A) Cartoon schematic showing the experimental design of the transwell assay. One population is transfected with the gypsy-mCherry constructs for 48 hours, washed, and placed opposite untransfected S2 cells separated by a 0.4 μm membrane for an additional 48 hours prior to imaging. (B) Fluorescent images showing mCherry labeled cells in the S2 cell recipient population. pAc-H2B-mCherry and gypsy-ΔEnv-mCherry recipient populations show no or few labeled cells respectively, and are not shown. Donor populations are not shown. Scale bars = 10 μm. (C) Quantification showing the percentage of cells expressing mCherry for the pAc-H2B-mCherry (control) and gypsy-mCherry constructs for both the donor and recipient populations in the transwell assay. Quantification is presented as totals cells counted from 3 near equivalent sets of biological replicates. Significance was calculated against gypsy-ΔEnv-mCherry. Significance was determined using the Fisher’s Exact test variant of the Chi² test. Significance values are denoted as: p = <0.05 *, p = <0.001 ***, p = <0.0001**** Raw data for cell counts shown in S1 Table.

Fig 5. Functional env is not required for the intracellular retrotransposition of gypsy.
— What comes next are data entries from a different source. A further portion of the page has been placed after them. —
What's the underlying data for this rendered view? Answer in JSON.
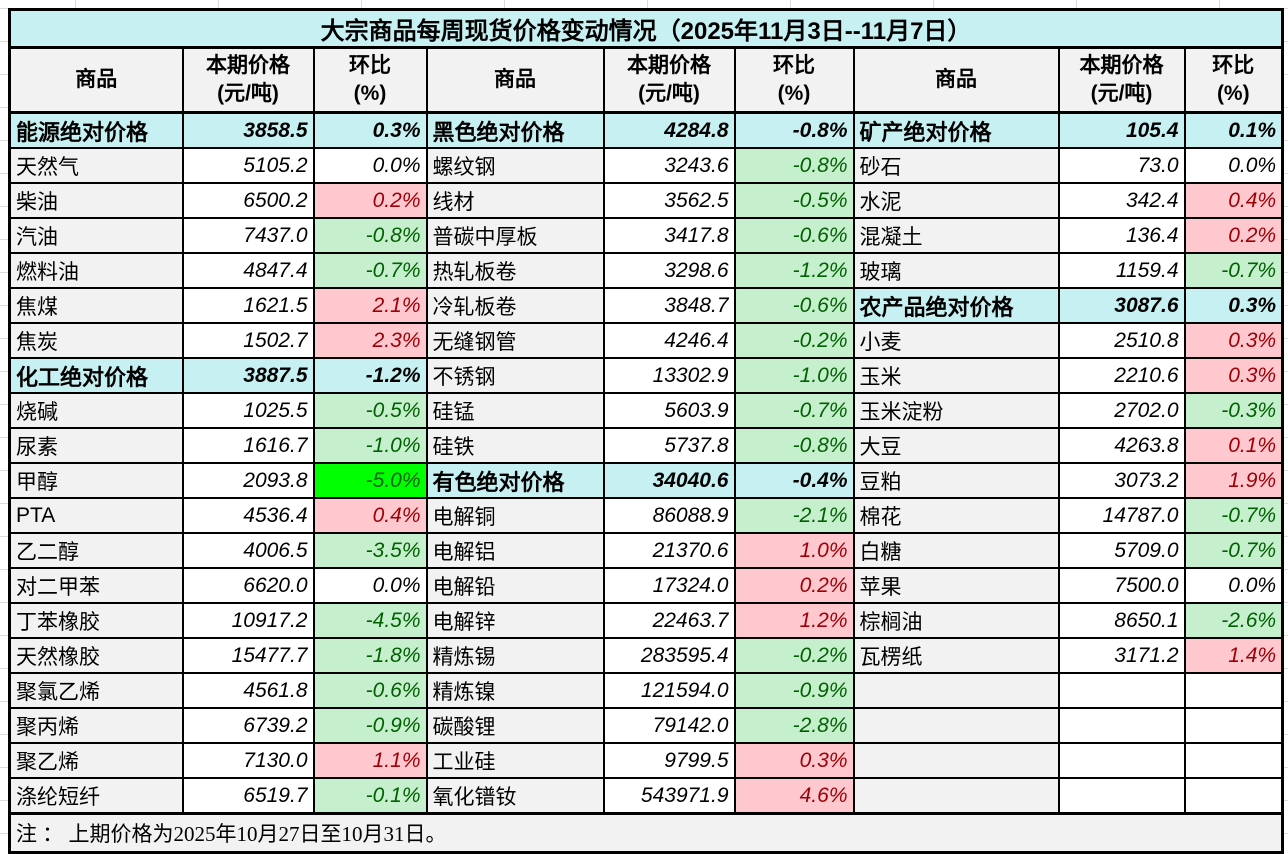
{
  "title": "大宗商品每周现货价格变动情况（2025年11月3日--11月7日）",
  "note": "注 ： 上期价格为2025年10月27日至10月31日。",
  "header": {
    "product": "商品",
    "price_line1": "本期价格",
    "price_line2": "(元/吨)",
    "change_line1": "环比",
    "change_line2": "(%)"
  },
  "colors": {
    "category_bg": "#c6f0f2",
    "name_bg": "#f2f2f2",
    "increase_bg": "#ffc7ce",
    "increase_text": "#9c0006",
    "decrease_bg": "#c6efce",
    "decrease_text": "#006100",
    "big_decrease_bg": "#00ff00",
    "border": "#000000"
  },
  "table": {
    "rows": [
      {
        "cells": [
          {
            "v": "能源绝对价格",
            "c": "cat"
          },
          {
            "v": "3858.5",
            "c": "cnum"
          },
          {
            "v": "0.3%",
            "c": "cpct"
          },
          {
            "v": "黑色绝对价格",
            "c": "cat"
          },
          {
            "v": "4284.8",
            "c": "cnum"
          },
          {
            "v": "-0.8%",
            "c": "cpct"
          },
          {
            "v": "矿产绝对价格",
            "c": "cat"
          },
          {
            "v": "105.4",
            "c": "cnum"
          },
          {
            "v": "0.1%",
            "c": "cpct"
          }
        ]
      },
      {
        "cells": [
          {
            "v": "天然气",
            "c": "name"
          },
          {
            "v": "5105.2",
            "c": "num"
          },
          {
            "v": "0.0%",
            "c": "flat"
          },
          {
            "v": "螺纹钢",
            "c": "name"
          },
          {
            "v": "3243.6",
            "c": "num"
          },
          {
            "v": "-0.8%",
            "c": "down"
          },
          {
            "v": "砂石",
            "c": "name"
          },
          {
            "v": "73.0",
            "c": "num"
          },
          {
            "v": "0.0%",
            "c": "flat"
          }
        ]
      },
      {
        "cells": [
          {
            "v": "柴油",
            "c": "name"
          },
          {
            "v": "6500.2",
            "c": "num"
          },
          {
            "v": "0.2%",
            "c": "up"
          },
          {
            "v": "线材",
            "c": "name"
          },
          {
            "v": "3562.5",
            "c": "num"
          },
          {
            "v": "-0.5%",
            "c": "down"
          },
          {
            "v": "水泥",
            "c": "name"
          },
          {
            "v": "342.4",
            "c": "num"
          },
          {
            "v": "0.4%",
            "c": "up"
          }
        ]
      },
      {
        "cells": [
          {
            "v": "汽油",
            "c": "name"
          },
          {
            "v": "7437.0",
            "c": "num"
          },
          {
            "v": "-0.8%",
            "c": "down"
          },
          {
            "v": "普碳中厚板",
            "c": "name"
          },
          {
            "v": "3417.8",
            "c": "num"
          },
          {
            "v": "-0.6%",
            "c": "down"
          },
          {
            "v": "混凝土",
            "c": "name"
          },
          {
            "v": "136.4",
            "c": "num"
          },
          {
            "v": "0.2%",
            "c": "up"
          }
        ]
      },
      {
        "cells": [
          {
            "v": "燃料油",
            "c": "name"
          },
          {
            "v": "4847.4",
            "c": "num"
          },
          {
            "v": "-0.7%",
            "c": "down"
          },
          {
            "v": "热轧板卷",
            "c": "name"
          },
          {
            "v": "3298.6",
            "c": "num"
          },
          {
            "v": "-1.2%",
            "c": "down"
          },
          {
            "v": "玻璃",
            "c": "name"
          },
          {
            "v": "1159.4",
            "c": "num"
          },
          {
            "v": "-0.7%",
            "c": "down"
          }
        ]
      },
      {
        "cells": [
          {
            "v": "焦煤",
            "c": "name"
          },
          {
            "v": "1621.5",
            "c": "num"
          },
          {
            "v": "2.1%",
            "c": "up"
          },
          {
            "v": "冷轧板卷",
            "c": "name"
          },
          {
            "v": "3848.7",
            "c": "num"
          },
          {
            "v": "-0.6%",
            "c": "down"
          },
          {
            "v": "农产品绝对价格",
            "c": "cat"
          },
          {
            "v": "3087.6",
            "c": "cnum"
          },
          {
            "v": "0.3%",
            "c": "cpct"
          }
        ]
      },
      {
        "cells": [
          {
            "v": "焦炭",
            "c": "name"
          },
          {
            "v": "1502.7",
            "c": "num"
          },
          {
            "v": "2.3%",
            "c": "up"
          },
          {
            "v": "无缝钢管",
            "c": "name"
          },
          {
            "v": "4246.4",
            "c": "num"
          },
          {
            "v": "-0.2%",
            "c": "down"
          },
          {
            "v": "小麦",
            "c": "name"
          },
          {
            "v": "2510.8",
            "c": "num"
          },
          {
            "v": "0.3%",
            "c": "up"
          }
        ]
      },
      {
        "cells": [
          {
            "v": "化工绝对价格",
            "c": "cat"
          },
          {
            "v": "3887.5",
            "c": "cnum"
          },
          {
            "v": "-1.2%",
            "c": "cpct"
          },
          {
            "v": "不锈钢",
            "c": "name"
          },
          {
            "v": "13302.9",
            "c": "num"
          },
          {
            "v": "-1.0%",
            "c": "down"
          },
          {
            "v": "玉米",
            "c": "name"
          },
          {
            "v": "2210.6",
            "c": "num"
          },
          {
            "v": "0.3%",
            "c": "up"
          }
        ]
      },
      {
        "cells": [
          {
            "v": "烧碱",
            "c": "name"
          },
          {
            "v": "1025.5",
            "c": "num"
          },
          {
            "v": "-0.5%",
            "c": "down"
          },
          {
            "v": "硅锰",
            "c": "name"
          },
          {
            "v": "5603.9",
            "c": "num"
          },
          {
            "v": "-0.7%",
            "c": "down"
          },
          {
            "v": "玉米淀粉",
            "c": "name"
          },
          {
            "v": "2702.0",
            "c": "num"
          },
          {
            "v": "-0.3%",
            "c": "down"
          }
        ]
      },
      {
        "cells": [
          {
            "v": "尿素",
            "c": "name"
          },
          {
            "v": "1616.7",
            "c": "num"
          },
          {
            "v": "-1.0%",
            "c": "down"
          },
          {
            "v": "硅铁",
            "c": "name"
          },
          {
            "v": "5737.8",
            "c": "num"
          },
          {
            "v": "-0.8%",
            "c": "down"
          },
          {
            "v": "大豆",
            "c": "name"
          },
          {
            "v": "4263.8",
            "c": "num"
          },
          {
            "v": "0.1%",
            "c": "up"
          }
        ]
      },
      {
        "cells": [
          {
            "v": "甲醇",
            "c": "name"
          },
          {
            "v": "2093.8",
            "c": "num"
          },
          {
            "v": "-5.0%",
            "c": "big"
          },
          {
            "v": "有色绝对价格",
            "c": "cat"
          },
          {
            "v": "34040.6",
            "c": "cnum"
          },
          {
            "v": "-0.4%",
            "c": "cpct"
          },
          {
            "v": "豆粕",
            "c": "name"
          },
          {
            "v": "3073.2",
            "c": "num"
          },
          {
            "v": "1.9%",
            "c": "up"
          }
        ]
      },
      {
        "cells": [
          {
            "v": "PTA",
            "c": "name"
          },
          {
            "v": "4536.4",
            "c": "num"
          },
          {
            "v": "0.4%",
            "c": "up"
          },
          {
            "v": "电解铜",
            "c": "name"
          },
          {
            "v": "86088.9",
            "c": "num"
          },
          {
            "v": "-2.1%",
            "c": "down"
          },
          {
            "v": "棉花",
            "c": "name"
          },
          {
            "v": "14787.0",
            "c": "num"
          },
          {
            "v": "-0.7%",
            "c": "down"
          }
        ]
      },
      {
        "cells": [
          {
            "v": "乙二醇",
            "c": "name"
          },
          {
            "v": "4006.5",
            "c": "num"
          },
          {
            "v": "-3.5%",
            "c": "down"
          },
          {
            "v": "电解铝",
            "c": "name"
          },
          {
            "v": "21370.6",
            "c": "num"
          },
          {
            "v": "1.0%",
            "c": "up"
          },
          {
            "v": "白糖",
            "c": "name"
          },
          {
            "v": "5709.0",
            "c": "num"
          },
          {
            "v": "-0.7%",
            "c": "down"
          }
        ]
      },
      {
        "cells": [
          {
            "v": "对二甲苯",
            "c": "name"
          },
          {
            "v": "6620.0",
            "c": "num"
          },
          {
            "v": "0.0%",
            "c": "flat"
          },
          {
            "v": "电解铅",
            "c": "name"
          },
          {
            "v": "17324.0",
            "c": "num"
          },
          {
            "v": "0.2%",
            "c": "up"
          },
          {
            "v": "苹果",
            "c": "name"
          },
          {
            "v": "7500.0",
            "c": "num"
          },
          {
            "v": "0.0%",
            "c": "flat"
          }
        ]
      },
      {
        "cells": [
          {
            "v": "丁苯橡胶",
            "c": "name"
          },
          {
            "v": "10917.2",
            "c": "num"
          },
          {
            "v": "-4.5%",
            "c": "down"
          },
          {
            "v": "电解锌",
            "c": "name"
          },
          {
            "v": "22463.7",
            "c": "num"
          },
          {
            "v": "1.2%",
            "c": "up"
          },
          {
            "v": "棕榈油",
            "c": "name"
          },
          {
            "v": "8650.1",
            "c": "num"
          },
          {
            "v": "-2.6%",
            "c": "down"
          }
        ]
      },
      {
        "cells": [
          {
            "v": "天然橡胶",
            "c": "name"
          },
          {
            "v": "15477.7",
            "c": "num"
          },
          {
            "v": "-1.8%",
            "c": "down"
          },
          {
            "v": "精炼锡",
            "c": "name"
          },
          {
            "v": "283595.4",
            "c": "num"
          },
          {
            "v": "-0.2%",
            "c": "down"
          },
          {
            "v": "瓦楞纸",
            "c": "name"
          },
          {
            "v": "3171.2",
            "c": "num"
          },
          {
            "v": "1.4%",
            "c": "up"
          }
        ]
      },
      {
        "cells": [
          {
            "v": "聚氯乙烯",
            "c": "name"
          },
          {
            "v": "4561.8",
            "c": "num"
          },
          {
            "v": "-0.6%",
            "c": "down"
          },
          {
            "v": "精炼镍",
            "c": "name"
          },
          {
            "v": "121594.0",
            "c": "num"
          },
          {
            "v": "-0.9%",
            "c": "down"
          },
          {
            "v": "",
            "c": "blankname"
          },
          {
            "v": "",
            "c": "blank"
          },
          {
            "v": "",
            "c": "blank"
          }
        ]
      },
      {
        "cells": [
          {
            "v": "聚丙烯",
            "c": "name"
          },
          {
            "v": "6739.2",
            "c": "num"
          },
          {
            "v": "-0.9%",
            "c": "down"
          },
          {
            "v": "碳酸锂",
            "c": "name"
          },
          {
            "v": "79142.0",
            "c": "num"
          },
          {
            "v": "-2.8%",
            "c": "down"
          },
          {
            "v": "",
            "c": "blankname"
          },
          {
            "v": "",
            "c": "blank"
          },
          {
            "v": "",
            "c": "blank"
          }
        ]
      },
      {
        "cells": [
          {
            "v": "聚乙烯",
            "c": "name"
          },
          {
            "v": "7130.0",
            "c": "num"
          },
          {
            "v": "1.1%",
            "c": "up"
          },
          {
            "v": "工业硅",
            "c": "name"
          },
          {
            "v": "9799.5",
            "c": "num"
          },
          {
            "v": "0.3%",
            "c": "up"
          },
          {
            "v": "",
            "c": "blankname"
          },
          {
            "v": "",
            "c": "blank"
          },
          {
            "v": "",
            "c": "blank"
          }
        ]
      },
      {
        "cells": [
          {
            "v": "涤纶短纤",
            "c": "name"
          },
          {
            "v": "6519.7",
            "c": "num"
          },
          {
            "v": "-0.1%",
            "c": "down"
          },
          {
            "v": "氧化镨钕",
            "c": "name"
          },
          {
            "v": "543971.9",
            "c": "num"
          },
          {
            "v": "4.6%",
            "c": "up"
          },
          {
            "v": "",
            "c": "blankname"
          },
          {
            "v": "",
            "c": "blank"
          },
          {
            "v": "",
            "c": "blank"
          }
        ]
      }
    ]
  }
}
Cartoon schematic showing the overall structure of the gypsy-CLEVR^Env_mut construct, which is identical to gypsy-CLEVR but has a frameshift mutation within the env ORF, seen in detail in the sequence comparison directly below. B) Fluorescent images showing the absence of WM signal in gypsy-CLEVR and gypsy-CLEVR^Env_mut populations lacking Gal4, and positive WM signal in gypsy-CLEVR and gypsy-CLEVR^ΔEnv when co-transfected with tubulin Gal4 as well as with pAc-Env. C) Quantification of the percentage of cells that showed positive WM signal for gypsy-CLEVR and gypsy-CLEVR^ΔEnv with and without Gal4, as well as with pAc-Env. No statistically significant differences were found absent gypsy-CLEVR and gypsy-CLEVR^Env_mut lacking the presence of Gal4. Quantification is presented as totals cells counted from 3 near equivalent sets of biological replicates. Significance was determined using the Fisher’s Exact test variant of the Chi² test. Significance values are denoted as: p = <0.05 *, p = <0.001 ***, p = <0.0001**** Raw data for cell counts shown in S1 Table.